Austria, which is set to host the competition after Viennese singer JJ won this year with “Wasted Love,” supports Israel’s participation. Germany, too, was said to back Israel.
Dutch broadcaster AVROTROS said that the participation of Israel “is no longer compatible with the responsibility we bear as a public broadcaster.”
Spain’s state broadcaster RTVE echoed similar concerns: “We would like to express our serious doubts about the participation of Israeli broadcaster KAN in Eurovision 2026,” said Secretary General Alfonso Morales.
The EBU said the new rules would strengthen “transparency and trust” and allow all countries, including Israel, to participate.
“Eurovision is becoming a bit of a fractured event,” said Paul Jordan, an expert on the contest known as Dr. Eurovision. “The slogan is ‘United by Music’ ... unfortunately it’s disunited through politics.”
“It’s become quite a messy and toxic situation,” he said.
Divided over politics
The contest, whose 70th edition is scheduled for Vienna in May, pits acts from dozens of nations against one another for the continent’s musical crown.
It strives to put pop before politics, but has repeatedly been embroiled in world events. Russia was expelled in 2022 after its full-scale invasion of Ukraine.
The war in Gaza has been its biggest challenge, with pro-Palestinian protesters demonstrating against Israel outside the last two Eurovision contests in Basel, Switzerland, in May and Malmo, Sweden, in 2024.
Iceland, Ireland, the Netherlands, Slovenia and Spain had previously threatened to sit out the contest, if Israel was let in.
Opponents of Israel’s participation cite the war in Gaza, which has left more than 70,000 people dead, according to the territory’s Health Ministry, which operates under the Hamas-run government and whose detailed records are viewed as generally reliable by the international community.
Israel’s government has repeatedly defended its campaign as a response to the attack by Hamas-led militants that started the war on Oct. 7, 2023. The militants killed around 1,200 people — mostly civilians — in the attack and took 251 hostage.
A number of experts, including those commissioned by a UN body, have said that Israel’s offensive in Gaza amounts to genocide, a claim that Israel — home to many Holocaust survivors and their relatives — has vigorously denied.

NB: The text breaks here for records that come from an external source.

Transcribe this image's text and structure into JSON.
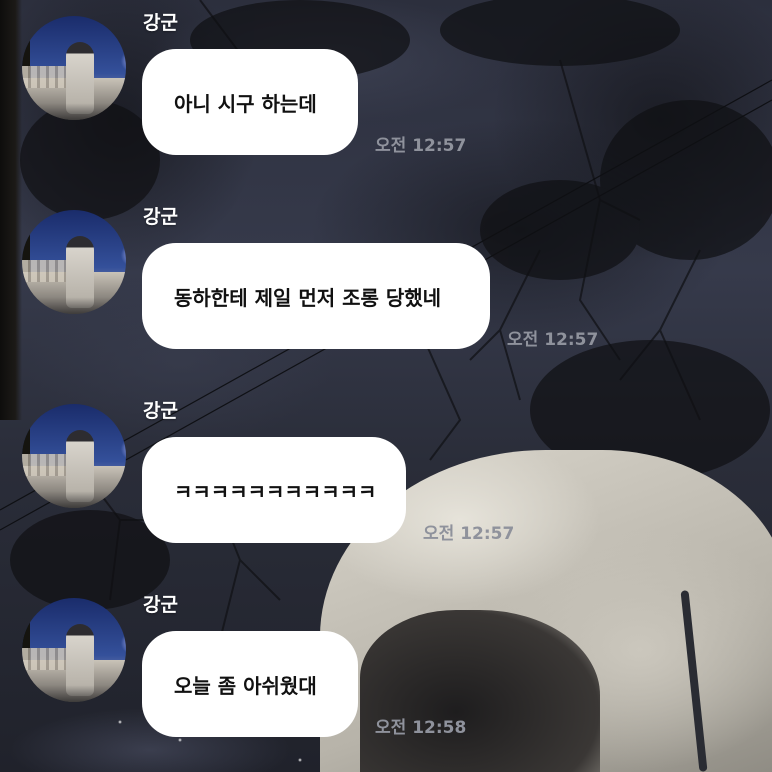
{
  "messages": [
    {
      "sender": "강군",
      "text": "아니 시구 하는데",
      "time": "오전 12:57"
    },
    {
      "sender": "강군",
      "text": "동하한테 제일 먼저 조롱 당했네",
      "time": "오전 12:57"
    },
    {
      "sender": "강군",
      "text": "ㅋㅋㅋㅋㅋㅋㅋㅋㅋㅋㅋ",
      "time": "오전 12:57"
    },
    {
      "sender": "강군",
      "text": "오늘 좀 아쉬웠대",
      "time": "오전 12:58"
    }
  ],
  "colors": {
    "bubble": "#ffffff",
    "bubble_text": "#111111",
    "sender_name": "#ffffff",
    "timestamp": "#8f929c"
  }
}
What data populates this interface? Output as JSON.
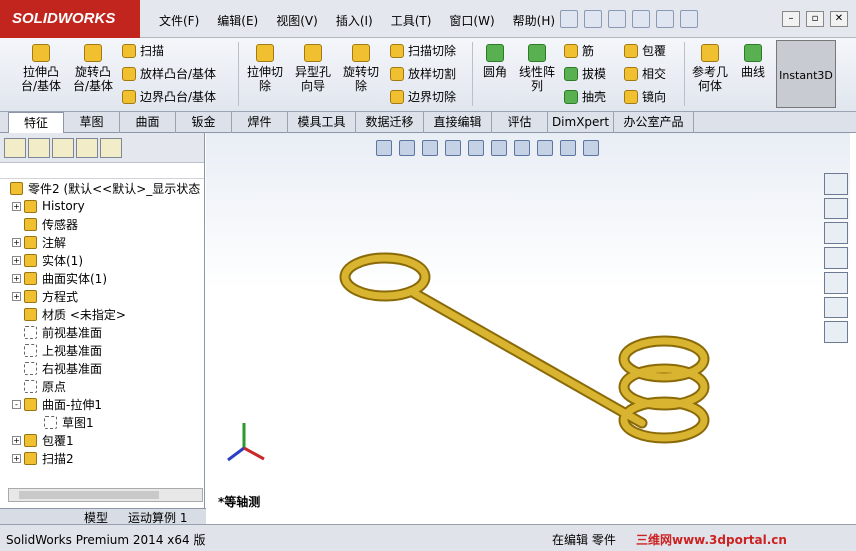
{
  "app": {
    "brand": "SOLIDWORKS"
  },
  "menu": [
    "文件(F)",
    "编辑(E)",
    "视图(V)",
    "插入(I)",
    "工具(T)",
    "窗口(W)",
    "帮助(H)"
  ],
  "ribbon": {
    "extrude_boss": "拉伸凸台/基体",
    "revolve_boss": "旋转凸台/基体",
    "sweep": "扫描",
    "loft": "放样凸台/基体",
    "boundary": "边界凸台/基体",
    "extrude_cut": "拉伸切除",
    "hole_wizard": "异型孔向导",
    "revolve_cut": "旋转切除",
    "swept_cut": "扫描切除",
    "lofted_cut": "放样切割",
    "boundary_cut": "边界切除",
    "fillet": "圆角",
    "linear_pattern": "线性阵列",
    "rib": "筋",
    "draft": "拔模",
    "shell": "抽壳",
    "wrap": "包覆",
    "intersect": "相交",
    "mirror": "镜向",
    "ref_geometry": "参考几何体",
    "curves": "曲线",
    "instant3d": "Instant3D"
  },
  "tabs": [
    "特征",
    "草图",
    "曲面",
    "钣金",
    "焊件",
    "模具工具",
    "数据迁移",
    "直接编辑",
    "评估",
    "DimXpert",
    "办公室产品"
  ],
  "tree": {
    "root": "零件2 (默认<<默认>_显示状态",
    "items": [
      {
        "label": "History",
        "exp": "+"
      },
      {
        "label": "传感器",
        "exp": ""
      },
      {
        "label": "注解",
        "exp": "+"
      },
      {
        "label": "实体(1)",
        "exp": "+"
      },
      {
        "label": "曲面实体(1)",
        "exp": "+"
      },
      {
        "label": "方程式",
        "exp": "+"
      },
      {
        "label": "材质 <未指定>",
        "exp": ""
      },
      {
        "label": "前视基准面",
        "exp": ""
      },
      {
        "label": "上视基准面",
        "exp": ""
      },
      {
        "label": "右视基准面",
        "exp": ""
      },
      {
        "label": "原点",
        "exp": ""
      },
      {
        "label": "曲面-拉伸1",
        "exp": "-"
      },
      {
        "label": "草图1",
        "exp": "",
        "child": true
      },
      {
        "label": "包覆1",
        "exp": "+"
      },
      {
        "label": "扫描2",
        "exp": "+"
      }
    ]
  },
  "bottom_tabs": {
    "model": "模型",
    "motion": "运动算例 1"
  },
  "viewport": {
    "view_label": "*等轴测"
  },
  "status": {
    "product": "SolidWorks Premium 2014 x64 版",
    "editing": "在编辑 零件",
    "watermark": "三维网www.3dportal.cn"
  }
}
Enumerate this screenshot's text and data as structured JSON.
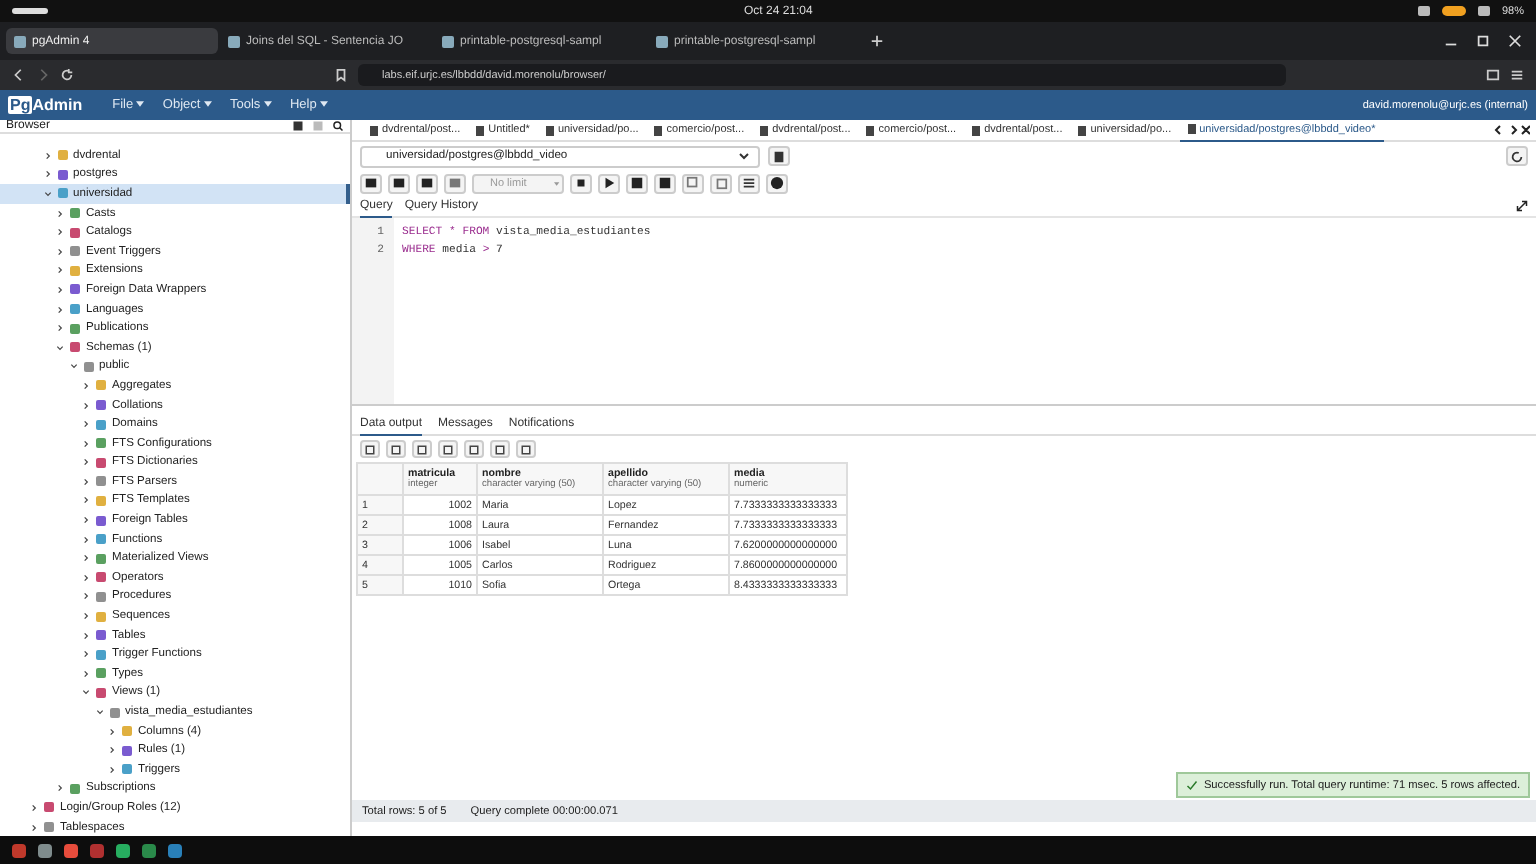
{
  "system_bar": {
    "date": "Oct 24",
    "time": "21:04",
    "battery": "98%"
  },
  "browser_tabs": [
    {
      "title": "pgAdmin 4",
      "selected": true
    },
    {
      "title": "Joins del SQL - Sentencia JO",
      "selected": false
    },
    {
      "title": "printable-postgresql-sampl",
      "selected": false
    },
    {
      "title": "printable-postgresql-sampl",
      "selected": false
    }
  ],
  "address_bar": {
    "url": "labs.eif.urjc.es/lbbdd/david.morenolu/browser/"
  },
  "pgadmin": {
    "logo_box": "Pg",
    "logo_text": "Admin",
    "menus": [
      "File",
      "Object",
      "Tools",
      "Help"
    ],
    "user": "david.morenolu@urjc.es (internal)"
  },
  "browser_panel": {
    "title": "Browser"
  },
  "tree": {
    "items": [
      {
        "children": [
          {
            "label": "dvdrental",
            "expanded": false,
            "selected": false
          },
          {
            "label": "postgres",
            "expanded": false,
            "selected": false
          },
          {
            "label": "universidad",
            "expanded": true,
            "selected": true,
            "children": [
              {
                "label": "Casts",
                "expanded": false,
                "selected": false
              },
              {
                "label": "Catalogs",
                "expanded": false,
                "selected": false
              },
              {
                "label": "Event Triggers",
                "expanded": false,
                "selected": false
              },
              {
                "label": "Extensions",
                "expanded": false,
                "selected": false
              },
              {
                "label": "Foreign Data Wrappers",
                "expanded": false,
                "selected": false
              },
              {
                "label": "Languages",
                "expanded": false,
                "selected": false
              },
              {
                "label": "Publications",
                "expanded": false,
                "selected": false
              },
              {
                "label": "Schemas (1)",
                "expanded": true,
                "selected": false,
                "children": [
                  {
                    "label": "public",
                    "expanded": true,
                    "selected": false,
                    "children": [
                      {
                        "label": "Aggregates",
                        "expanded": false,
                        "selected": false
                      },
                      {
                        "label": "Collations",
                        "expanded": false,
                        "selected": false
                      },
                      {
                        "label": "Domains",
                        "expanded": false,
                        "selected": false
                      },
                      {
                        "label": "FTS Configurations",
                        "expanded": false,
                        "selected": false
                      },
                      {
                        "label": "FTS Dictionaries",
                        "expanded": false,
                        "selected": false
                      },
                      {
                        "label": "FTS Parsers",
                        "expanded": false,
                        "selected": false
                      },
                      {
                        "label": "FTS Templates",
                        "expanded": false,
                        "selected": false
                      },
                      {
                        "label": "Foreign Tables",
                        "expanded": false,
                        "selected": false
                      },
                      {
                        "label": "Functions",
                        "expanded": false,
                        "selected": false
                      },
                      {
                        "label": "Materialized Views",
                        "expanded": false,
                        "selected": false
                      },
                      {
                        "label": "Operators",
                        "expanded": false,
                        "selected": false
                      },
                      {
                        "label": "Procedures",
                        "expanded": false,
                        "selected": false
                      },
                      {
                        "label": "Sequences",
                        "expanded": false,
                        "selected": false
                      },
                      {
                        "label": "Tables",
                        "expanded": false,
                        "selected": false
                      },
                      {
                        "label": "Trigger Functions",
                        "expanded": false,
                        "selected": false
                      },
                      {
                        "label": "Types",
                        "expanded": false,
                        "selected": false
                      },
                      {
                        "label": "Views (1)",
                        "expanded": true,
                        "selected": false,
                        "children": [
                          {
                            "label": "vista_media_estudiantes",
                            "expanded": true,
                            "selected": false,
                            "children": [
                              {
                                "label": "Columns (4)",
                                "expanded": false,
                                "selected": false
                              },
                              {
                                "label": "Rules (1)",
                                "expanded": false,
                                "selected": false
                              },
                              {
                                "label": "Triggers",
                                "expanded": false,
                                "selected": false
                              }
                            ]
                          }
                        ]
                      }
                    ]
                  }
                ]
              },
              {
                "label": "Subscriptions",
                "expanded": false,
                "selected": false
              }
            ]
          }
        ]
      },
      {
        "label": "Login/Group Roles (12)",
        "expanded": false,
        "selected": false
      },
      {
        "label": "Tablespaces",
        "expanded": false,
        "selected": false
      }
    ]
  },
  "query_tabs": [
    {
      "title": "dvdrental/post...",
      "selected": false
    },
    {
      "title": "Untitled*",
      "selected": false
    },
    {
      "title": "universidad/po...",
      "selected": false
    },
    {
      "title": "comercio/post...",
      "selected": false
    },
    {
      "title": "dvdrental/post...",
      "selected": false
    },
    {
      "title": "comercio/post...",
      "selected": false
    },
    {
      "title": "dvdrental/post...",
      "selected": false
    },
    {
      "title": "universidad/po...",
      "selected": false
    },
    {
      "title": "universidad/postgres@lbbdd_video*",
      "selected": true
    }
  ],
  "connection": "universidad/postgres@lbbdd_video",
  "toolbar": {
    "limit": "No limit"
  },
  "editor_tabs": [
    {
      "label": "Query",
      "selected": true
    },
    {
      "label": "Query History",
      "selected": false
    }
  ],
  "code": [
    {
      "number": "1",
      "tokens": [
        {
          "kind": "keyword",
          "text": "SELECT"
        },
        {
          "kind": "operator",
          "text": "*"
        },
        {
          "kind": "keyword",
          "text": "FROM"
        },
        {
          "kind": "text",
          "text": "vista_media_estudiantes"
        }
      ]
    },
    {
      "number": "2",
      "tokens": [
        {
          "kind": "keyword",
          "text": "WHERE"
        },
        {
          "kind": "text",
          "text": "media"
        },
        {
          "kind": "operator",
          "text": ">"
        },
        {
          "kind": "text",
          "text": "7"
        }
      ]
    }
  ],
  "result_tabs": [
    {
      "label": "Data output",
      "selected": true
    },
    {
      "label": "Messages",
      "selected": false
    },
    {
      "label": "Notifications",
      "selected": false
    }
  ],
  "table": {
    "columns": [
      {},
      {
        "name": "matricula",
        "type": "integer"
      },
      {
        "name": "nombre",
        "type": "character varying (50)"
      },
      {
        "name": "apellido",
        "type": "character varying (50)"
      },
      {
        "name": "media",
        "type": "numeric"
      }
    ],
    "rows": [
      [
        "1",
        "1002",
        "Maria",
        "Lopez",
        "7.7333333333333333"
      ],
      [
        "2",
        "1008",
        "Laura",
        "Fernandez",
        "7.7333333333333333"
      ],
      [
        "3",
        "1006",
        "Isabel",
        "Luna",
        "7.6200000000000000"
      ],
      [
        "4",
        "1005",
        "Carlos",
        "Rodriguez",
        "7.8600000000000000"
      ],
      [
        "5",
        "1010",
        "Sofia",
        "Ortega",
        "8.4333333333333333"
      ]
    ]
  },
  "status": {
    "rows": "Total rows: 5 of 5",
    "query": "Query complete 00:00:00.071"
  },
  "toast": "Successfully run. Total query runtime: 71 msec. 5 rows affected."
}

Earlier, it wasn’t clear whether a decrease in violence in Gaza, where a US-brokered ceasefire is holding, or planned EBU plans to change voting processes would placate some broadcasters who opposed Israel’s participation.
A boycott by some European broadcasters could have implications for viewership and money at a time when many broadcasters are under financial pressure from government funding cuts and the advent of social media.
The pullouts include some big names in the Eurovision world. Spain is one of the “Big Five” large-market countries that contribute the most to the contest. Ireland has won seven times, a record it shares with Sweden.
The controversy over Israel’s 2026 participation also threatens to overshadow the return next year of three countries — Bulgaria, Moldova and Romania — after periods of absence because of financial and artistic reasons.